# High Island - 101304



## Steelersfan (May 21, 2004)

Just a short report since it's late.
Decided to use a vacation day today and met up with Buckeye at High Island. Water was green to the beach and flat but it was a shrimpers convention offshore (at least 60 of them visible) and the water turned sandy real quick. Had a few shrimpers running the first gut almost. 

Anyways, got tired of reeling in redfish and taking their pictures. B/w the 2 of us we caught at least 2 dozen redfish. I got lucky and snagged 3 sharks as well, a 51" bull, 57 1/2" bull and a 38" sharpnose. Bait used was mullet and ray. Buckeye was going for the choo choo trains with his 12/0 and 9/0 and the 9/0 came back empty and the 12/0 came back with a chunk missing that looked like the work of a 4 footer. Lots of bait in the water. Redfish were hitting as soon as you'd get the bait in the water. Caught fish on casted and kayaked baits. We only had one lull of about 30 min. around noon. It was constant action otherwise. Guess I'll go return Jolly Roger's stuffed redfish now....


Oh, one other interesting note, we had a double on a shark and a black drum. I landed the shark and while I was fighting it, my bait rod bent double. Buckeye grabbed it and landed the approx. 25# black drum on a Curado 200 with 10# test. It hit a half a fish bite on a 1/0 circle hook. Pretty Kewl...


----------



## Roy (Jun 22, 2004)

Great catches, fellas. Nicely Done.

Roy


----------



## SurfRunner (May 22, 2004)

Cool report as always!


----------



## Jolly Roger (May 21, 2004)

Sweet, glad yall got some fish. Water look nice. That was worth sick day anyday.


----------



## Slim Shad-E (Sep 28, 2004)

How I get to High Island? I've never been there before. I'm coming from I -45.


----------



## Beachcomber (Aug 11, 2004)

Guess that depends on what part of town your coming from.....I live up in the NW 249 are so I go I-10 to winnie, then south to the beach, once you hit the beach on the left hand side you will see the barricades and there are beach access points all along the highway and beyond the barricades. If your coming from the south of houston I would take the ferry accross and drive straight down the highway till you hit high island and the barricades....think it is 20 or so miles after the ferry ride????


----------



## wickedinhere (Oct 4, 2004)

are you guys just casting or or you kayaking the baits out ? i have passed threw there a few times and i would love to fish it . do you need a 4x4 to get on the beach? the only 4x4 i have is a 4-wheeler.


----------



## Dane (Aug 1, 2004)

I don't think you need a 4x4 on HI for the most part, atleast what I read on here, I live in Corpus and fish on PINS so I can't be 100% sure, but man that surf looks so nice, flat as hell, been awhile since I've seen that here


----------



## Beachcomber (Aug 11, 2004)

You don't need a 4x4 on HI for the most part, like any beach it isn't going to hurt. There is plenty of access miles up and down the beach that you will be fine with a 2 wheel drive. I see people out there with there little cars all the time.

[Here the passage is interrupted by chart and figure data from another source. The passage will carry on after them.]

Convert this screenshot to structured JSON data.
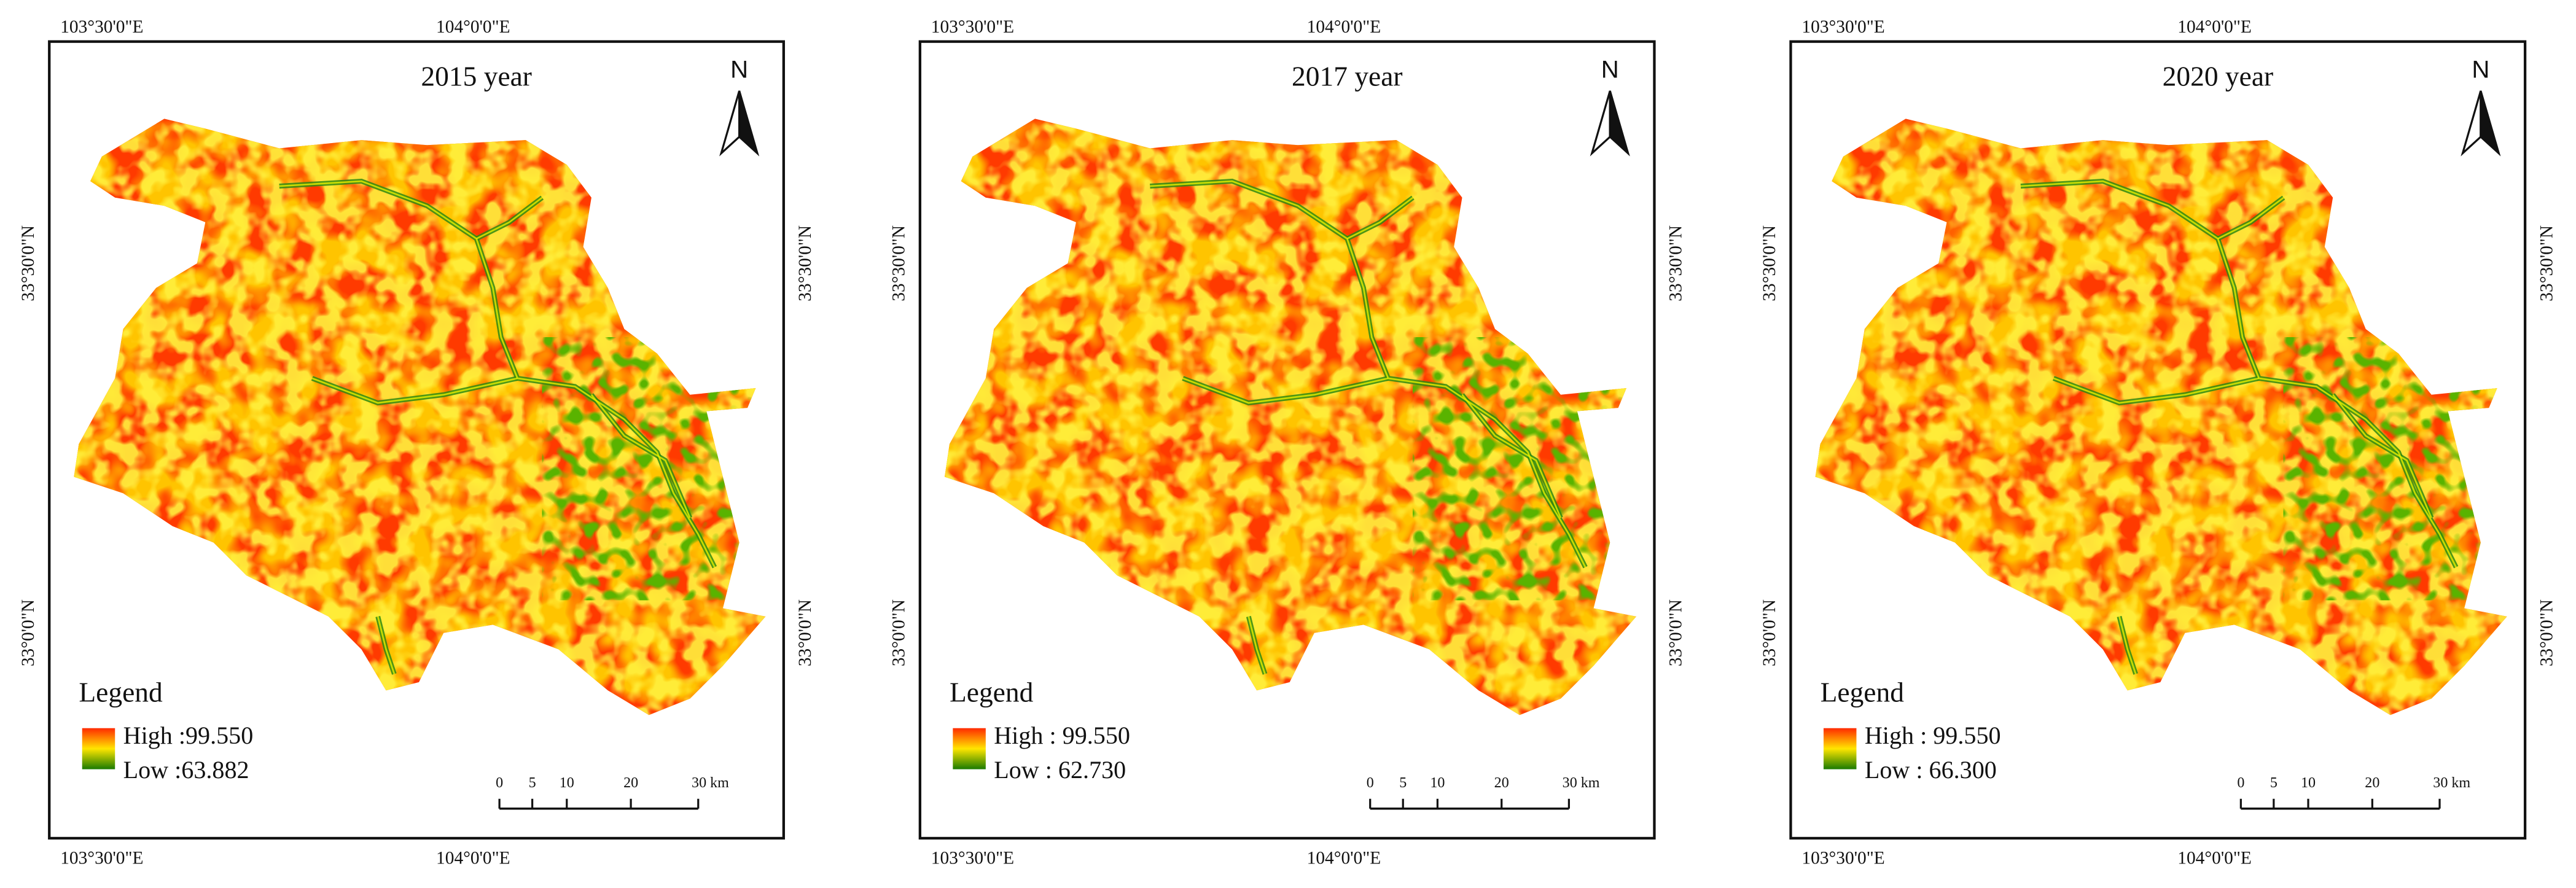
{
  "panels": [
    {
      "title": "2015 year",
      "north": "N",
      "lon_labels": [
        "103°30'0\"E",
        "104°0'0\"E"
      ],
      "lat_labels": [
        "33°30'0\"N",
        "33°0'0\"N"
      ],
      "legend": {
        "title": "Legend",
        "high": "High :99.550",
        "low": "Low :63.882"
      },
      "scale_labels": [
        "0",
        "5",
        "10",
        "20",
        "30 km"
      ]
    },
    {
      "title": "2017 year",
      "north": "N",
      "lon_labels": [
        "103°30'0\"E",
        "104°0'0\"E"
      ],
      "lat_labels": [
        "33°30'0\"N",
        "33°0'0\"N"
      ],
      "legend": {
        "title": "Legend",
        "high": "High : 99.550",
        "low": "Low : 62.730"
      },
      "scale_labels": [
        "0",
        "5",
        "10",
        "20",
        "30 km"
      ]
    },
    {
      "title": "2020 year",
      "north": "N",
      "lon_labels": [
        "103°30'0\"E",
        "104°0'0\"E"
      ],
      "lat_labels": [
        "33°30'0\"N",
        "33°0'0\"N"
      ],
      "legend": {
        "title": "Legend",
        "high": "High : 99.550",
        "low": "Low : 66.300"
      },
      "scale_labels": [
        "0",
        "5",
        "10",
        "20",
        "30 km"
      ]
    }
  ]
}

I don't have a yak yet, been trying to hook up with some people that do until I can get mine....hoping this x-mas. Anyway, I cast all mine out and do just fine. The majority of people out there are casting them out. But man I cannot wait to get me a kayak!


----------



## wickedinhere (Oct 4, 2004)

thanks for the info i am goin to try to do a lot of fishing there next year ,it seems to produce some good reds and i really want to get a shark.time to buy some new equipment


----------



## Redfishr (Jul 26, 2004)

Good report and pictures

R.R...


----------



## fishbagger (Sep 27, 2004)

*night time fishermen*

I fish at night between 10:00pm till 6:00am in the mourning. there is usually nobody fishing at this times. there is bait everywhere and the fishing is awesome. three poles at a time is about all i can keep up with. i kayak out 2 of them and fish short with the other. are there any other night time fishermens out there that want to get a workout. youll get a mesquitoes warriors welcome upon arrival. i fish at sea rim state park beach,mcfadden beach,and high island. out of the 3 places the best place is sea rim state park.i found bait is easy and plentiful and bigger reds and shark and lets not forget way more mesquitoes. but it is worth it! come on out and join in the fun!


----------



## shrky2413 (May 22, 2004)

Slim shad e, 
Go into Galveston on 45 take Harborside it is the first exit on the island, take a left. Follow Harborside down to Ferry rd, take a left and you will run right into the ferry landing. Take the ferry over to Bolivar. Go strait it will be a good ways down. You will go over Rollover pass. You will see the Dirty Pelican pier, that is Hi. I don't really know much more than that I used to fish Meacoms pier back in the early 90's, but haven't been down there in years. Jolly Roger is the one to talk to about Hi. He fishes there all the time.


----------